With the increased supplies, coffee exports are forecast to recover. World coffee exports over the next 12 months are forecast at 92.8 million bags, up 7.2 million bags from the previous season.
Most of the increase is attributed to the increase in coffee crops in Brazil, Vietnam and Peru, according to a report produced by the US Department of Agriculture.
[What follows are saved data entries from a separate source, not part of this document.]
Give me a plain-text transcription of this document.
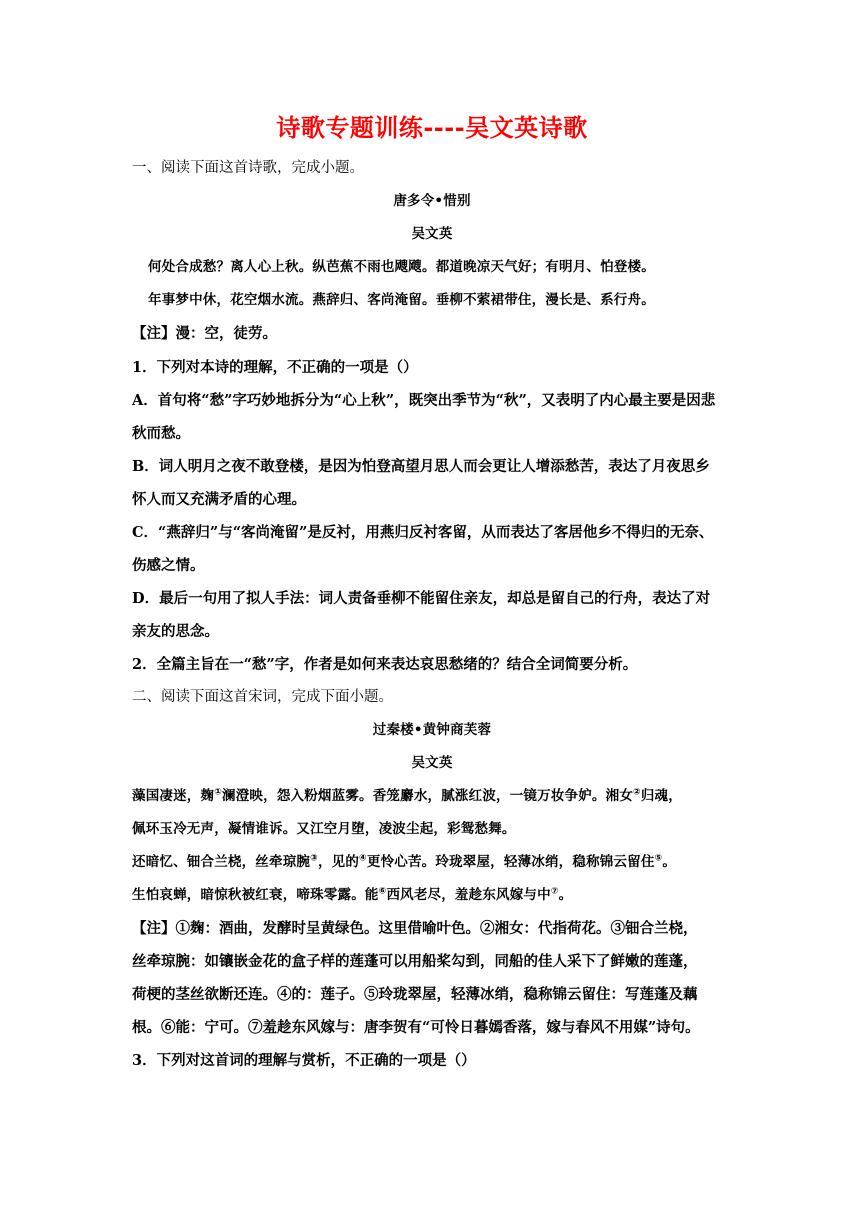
诗歌专题训练----吴文英诗歌
一、阅读下面这首诗歌，完成小题。
唐多令•惜别
吴文英
何处合成愁？离人心上秋。纵芭蕉不雨也飕飕。都道晚凉天气好；有明月、怕登楼。
年事梦中休，花空烟水流。燕辞归、客尚淹留。垂柳不萦裙带住，漫长是、系行舟。
【注】漫：空，徒劳。
1．下列对本诗的理解，不正确的一项是（）
A．首句将“愁”字巧妙地拆分为“心上秋”，既突出季节为“秋”，又表明了内心最主要是因悲
秋而愁。
B．词人明月之夜不敢登楼，是因为怕登高望月思人而会更让人增添愁苦，表达了月夜思乡
怀人而又充满矛盾的心理。
C．“燕辞归”与“客尚淹留”是反衬，用燕归反衬客留，从而表达了客居他乡不得归的无奈、
伤感之情。
D．最后一句用了拟人手法：词人责备垂柳不能留住亲友，却总是留自己的行舟，表达了对
亲友的思念。
2．全篇主旨在一“愁”字，作者是如何来表达哀思愁绪的？结合全词简要分析。
二、阅读下面这首宋词，完成下面小题。
过秦楼•黄钟商芙蓉
吴文英
藻国凄迷，麹①澜澄映，怨入粉烟蓝雾。香笼麝水，腻涨红波，一镜万妆争妒。湘女②归魂，
佩环玉冷无声，凝情谁诉。又江空月堕，凌波尘起，彩鸳愁舞。
还暗忆、钿合兰桡，丝牵琼腕③，见的④更怜心苦。玲珑翠屋，轻薄冰绡，稳称锦云留住⑤。
生怕哀蝉，暗惊秋被红衰，啼珠零露。能⑥西风老尽，羞趁东风嫁与中⑦。
【注】①麹：酒曲，发酵时呈黄绿色。这里借喻叶色。②湘女：代指荷花。③钿合兰桡，
丝牵琼腕：如镶嵌金花的盒子样的莲蓬可以用船桨勾到，同船的佳人采下了鲜嫩的莲蓬，
荷梗的茎丝欲断还连。④的：莲子。⑤玲珑翠屋，轻薄冰绡，稳称锦云留住：写莲蓬及藕
根。⑥能：宁可。⑦羞趁东风嫁与：唐李贺有“可怜日暮嫣香落，嫁与春风不用媒”诗句。
3．下列对这首词的理解与赏析，不正确的一项是（）
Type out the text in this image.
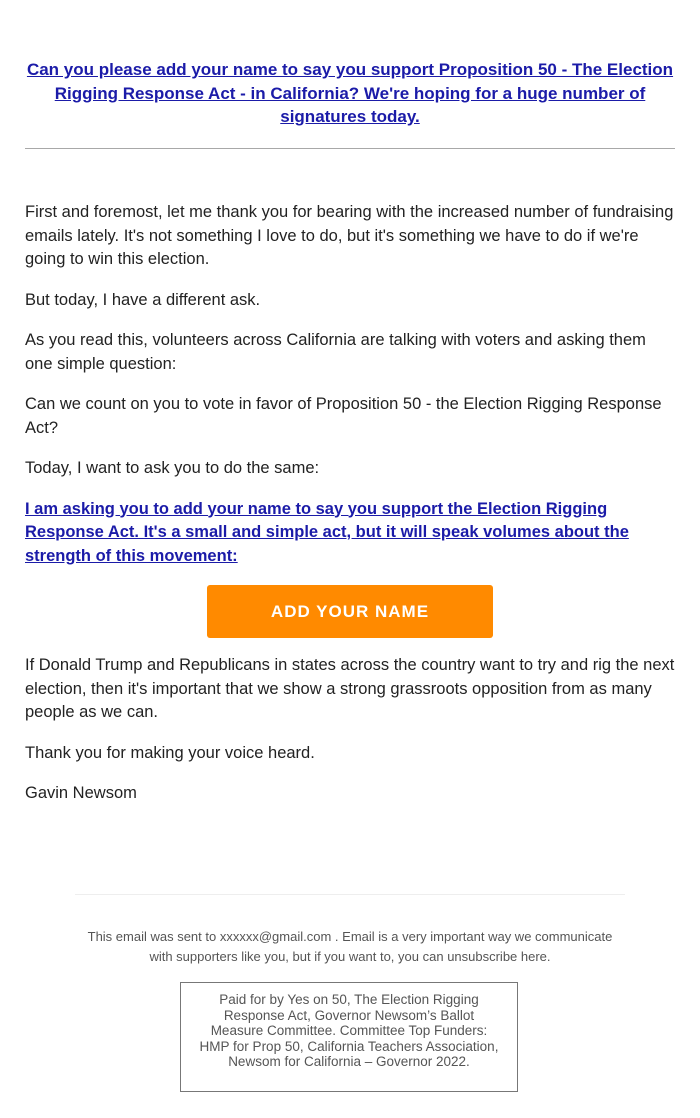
Can you please add your name to say you support Proposition 50 - The Election Rigging Response Act - in California? We're hoping for a huge number of signatures today.

First and foremost, let me thank you for bearing with the increased number of fundraising emails lately. It's not something I love to do, but it's something we have to do if we're going to win this election.

But today, I have a different ask.

As you read this, volunteers across California are talking with voters and asking them one simple question:

Can we count on you to vote in favor of Proposition 50 - the Election Rigging Response Act?

Today, I want to ask you to do the same:

I am asking you to add your name to say you support the Election Rigging Response Act. It's a small and simple act, but it will speak volumes about the strength of this movement:

ADD YOUR NAME

If Donald Trump and Republicans in states across the country want to try and rig the next election, then it's important that we show a strong grassroots opposition from as many people as we can.

Thank you for making your voice heard.

Gavin Newsom

This email was sent to xxxxxx@gmail.com . Email is a very important way we communicate with supporters like you, but if you want to, you can unsubscribe here.
Paid for by Yes on 50, The Election Rigging Response Act, Governor Newsom’s Ballot Measure Committee. Committee Top Funders: HMP for Prop 50, California Teachers Association, Newsom for California – Governor 2022.
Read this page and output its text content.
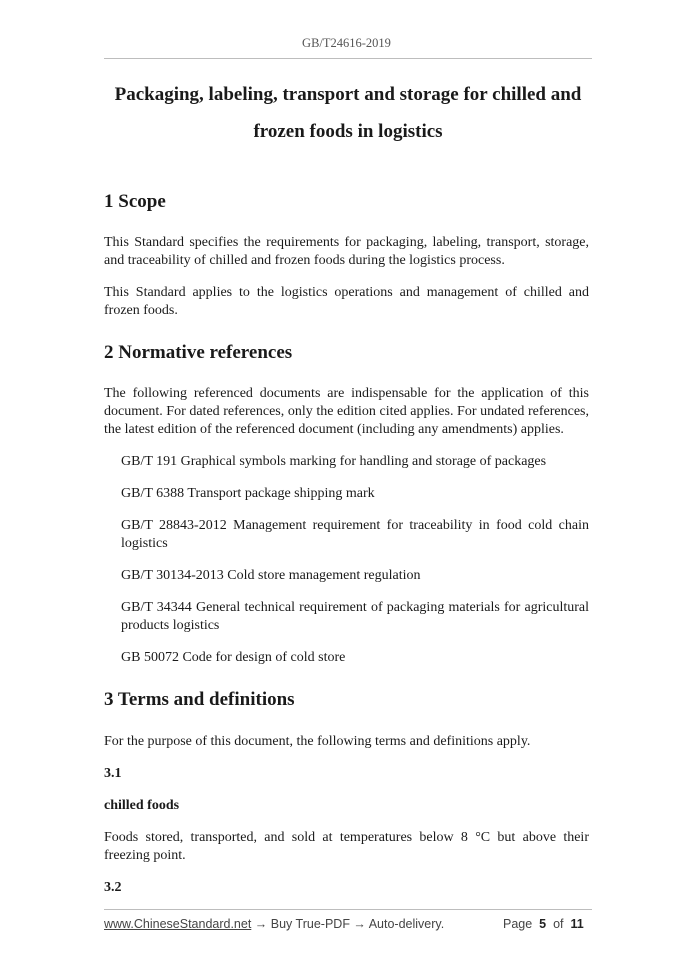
GB/T24616-2019
Packaging, labeling, transport and storage for chilled and
frozen foods in logistics
1 Scope
This Standard specifies the requirements for packaging, labeling, transport, storage, and traceability of chilled and frozen foods during the logistics process.
This Standard applies to the logistics operations and management of chilled and frozen foods.
2 Normative references
The following referenced documents are indispensable for the application of this document. For dated references, only the edition cited applies. For undated references, the latest edition of the referenced document (including any amendments) applies.
GB/T 191 Graphical symbols marking for handling and storage of packages
GB/T 6388 Transport package shipping mark
GB/T 28843-2012 Management requirement for traceability in food cold chain logistics
GB/T 30134-2013 Cold store management regulation
GB/T 34344 General technical requirement of packaging materials for agricultural products logistics
GB 50072 Code for design of cold store
3 Terms and definitions
For the purpose of this document, the following terms and definitions apply.
3.1
chilled foods
Foods stored, transported, and sold at temperatures below 8 °C but above their freezing point.
3.2
www.ChineseStandard.net → Buy True-PDF → Auto-delivery.	Page 5 of 11
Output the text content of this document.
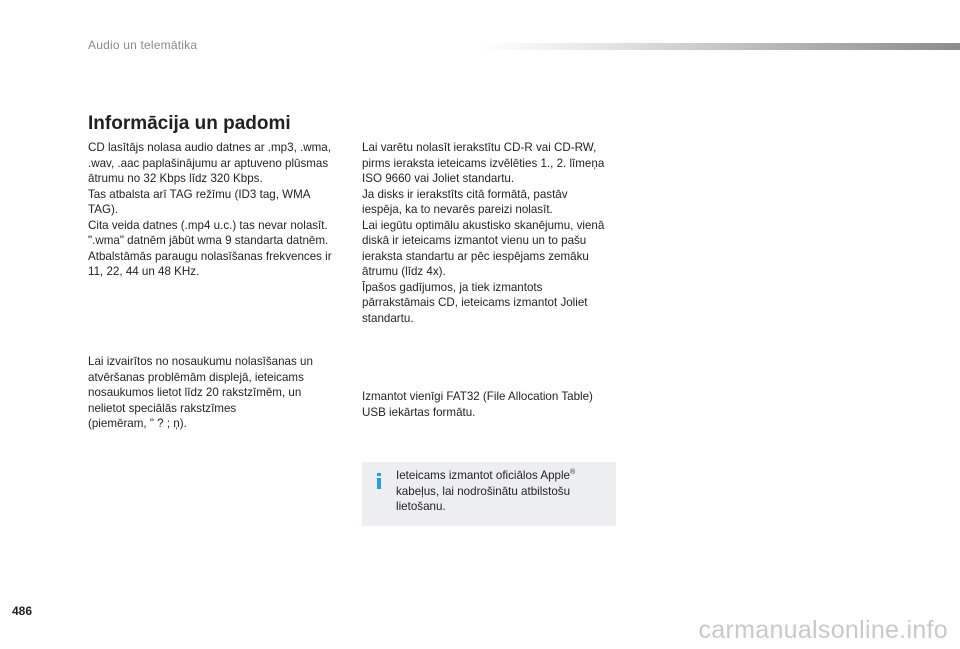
Audio un telemātika
Informācija un padomi

CD lasītājs nolasa audio datnes ar .mp3, .wma,
.wav, .aac paplašinājumu ar aptuveno plūsmas
ātrumu no 32 Kbps līdz 320 Kbps.
Tas atbalsta arī TAG režīmu (ID3 tag, WMA
TAG).
Cita veida datnes (.mp4 u.c.) tas nevar nolasīt.
".wma" datnēm jābūt wma 9 standarta datnēm.
Atbalstāmās paraugu nolasīšanas frekvences ir
11, 22, 44 un 48 KHz.

Lai izvairītos no nosaukumu nolasīšanas un
atvēršanas problēmām displejā, ieteicams
nosaukumos lietot līdz 20 rakstzīmēm, un
nelietot speciālās rakstzīmes
(piemēram, " ? ; ņ).

Lai varētu nolasīt ierakstītu CD-R vai CD-RW,
pirms ieraksta ieteicams izvēlēties 1., 2. līmeņa
ISO 9660 vai Joliet standartu.
Ja disks ir ierakstīts citā formātā, pastāv
iespēja, ka to nevarēs pareizi nolasīt.
Lai iegūtu optimālu akustisko skanējumu, vienā
diskā ir ieteicams izmantot vienu un to pašu
ieraksta standartu ar pēc iespējams zemāku
ātrumu (līdz 4x).
Īpašos gadījumos, ja tiek izmantots
pārrakstāmais CD, ieteicams izmantot Joliet
standartu.

Izmantot vienīgi FAT32 (File Allocation Table)
USB iekārtas formātu.

Ieteicams izmantot oficiālos Apple®
kabeļus, lai nodrošinātu atbilstošu
lietošanu.
486
carmanualsonline.info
Brazil's production of coffee during the July 2006 to June 2007 marketing season is forecast at 44.8 million bags, up nearly 25 per cent over the previous year.
Since Brazil is the largest coffee producer, swings in Brazil's supplies of coffee account for a large portion of the change in the world total supplies of coffee.
Total coffee supplies in the current season are forecast at 146.9 million bags, up nearly seven per cent from the 2005/06 level.
Falls in production are forecast to occur in Ethiopia, and Honduras.
Countries are carefully controlling the supply of coffee they bring on to the world markets due to the lessons learned from the over supply that contributed to the sharp drop in world prices over the last decade, the report noted.
According to the US National Coffee Association's survey, consumers who drank coffee every day jumped to 56 per cent this year from 53 per cent in 2005 and 49 per cent in 2004. About 82 per cent of all US adults drink coffee, up from 80 per cent in 2005. Most of the increase in daily consumption was driven by consumers between 25 to 39 years of age.
Daily consumption among this group jumped to 47 per cent in 2006 from 41 per cent in 2005. Second to the 25-39 year olds was consumption among those 18-24 years of age. Daily consumption among this group soared to 31 per cent from 26 per cent in 2005 and from only 16 per cent in 2003.
US coffee stocks at the end of April 2006 totalled 5.2 million bags, down 76,002 bags from the 31 March 2006 level, the report stated.